Novelty Desserts—Many times you will want to serve something just a little different; maybe a special dinner dessert, afternoon or evening refreshments, or that “dessert bridge” you have been planning for some time. On these pages are a number of suggestions to help you in planning for these occasions.

Apricot Mousse

ten or twelve servings

1 large can apricots or 2¹⁄₄ cups apricot pulp
2 egg whites
1¹⁄₂ cups cream, whipped
¹⁄₂ cup sugar

Drain the contents of can of apricots and force through a sieve. There should be 2¹⁄₄ cups of apricot pulp. Place in freezing tray and allow to remain for 45 minutes. Remove from the tray and turn into a bowl containing the unbeaten egg whites. Beat until light and fluffy. Whip cream, gradually adding sugar. Fold the cream into the beaten apricots and eggs. Return to the tray and freeze without stirring.

Strawberry Mousse

ten servings

1 pint strawberries
1 cup granulated sugar
2 teaspoons lemon juice
2 cups whipping cream
2 egg whites
¹⁄₁₆ teaspoon salt

Wash and stem berries.

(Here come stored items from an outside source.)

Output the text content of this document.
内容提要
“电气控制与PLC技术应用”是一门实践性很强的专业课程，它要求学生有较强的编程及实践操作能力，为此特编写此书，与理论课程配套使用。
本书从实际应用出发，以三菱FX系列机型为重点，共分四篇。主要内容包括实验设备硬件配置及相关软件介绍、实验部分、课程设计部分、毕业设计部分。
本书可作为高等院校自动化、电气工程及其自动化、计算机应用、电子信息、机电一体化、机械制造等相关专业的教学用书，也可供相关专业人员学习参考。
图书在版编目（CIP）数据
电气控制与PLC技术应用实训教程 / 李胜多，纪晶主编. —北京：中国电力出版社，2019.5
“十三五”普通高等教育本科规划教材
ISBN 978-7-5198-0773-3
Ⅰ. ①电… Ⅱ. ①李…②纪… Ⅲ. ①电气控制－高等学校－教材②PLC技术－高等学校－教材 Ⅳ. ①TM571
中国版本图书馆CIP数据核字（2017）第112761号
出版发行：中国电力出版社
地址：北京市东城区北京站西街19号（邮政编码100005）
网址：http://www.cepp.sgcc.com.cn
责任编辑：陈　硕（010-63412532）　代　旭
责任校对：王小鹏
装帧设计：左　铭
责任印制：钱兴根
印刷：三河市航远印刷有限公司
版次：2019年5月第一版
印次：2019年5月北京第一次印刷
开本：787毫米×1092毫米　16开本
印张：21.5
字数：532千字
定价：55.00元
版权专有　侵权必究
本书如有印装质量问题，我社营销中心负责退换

Add sugar and crush. Heat until sugar is dissolved. Strain and chill. Add lemon juice to berry mixture. Fold in whipped cream and stiffly beaten egg whites to which salt has been added. Pour into freezing tray, molds or individual cups. Freeze without stirring. See [page 4] for use of Cold-Control. This dessert is very attractive when frozen in silver cups, and decorated with whipped cream or whole, fresh berries.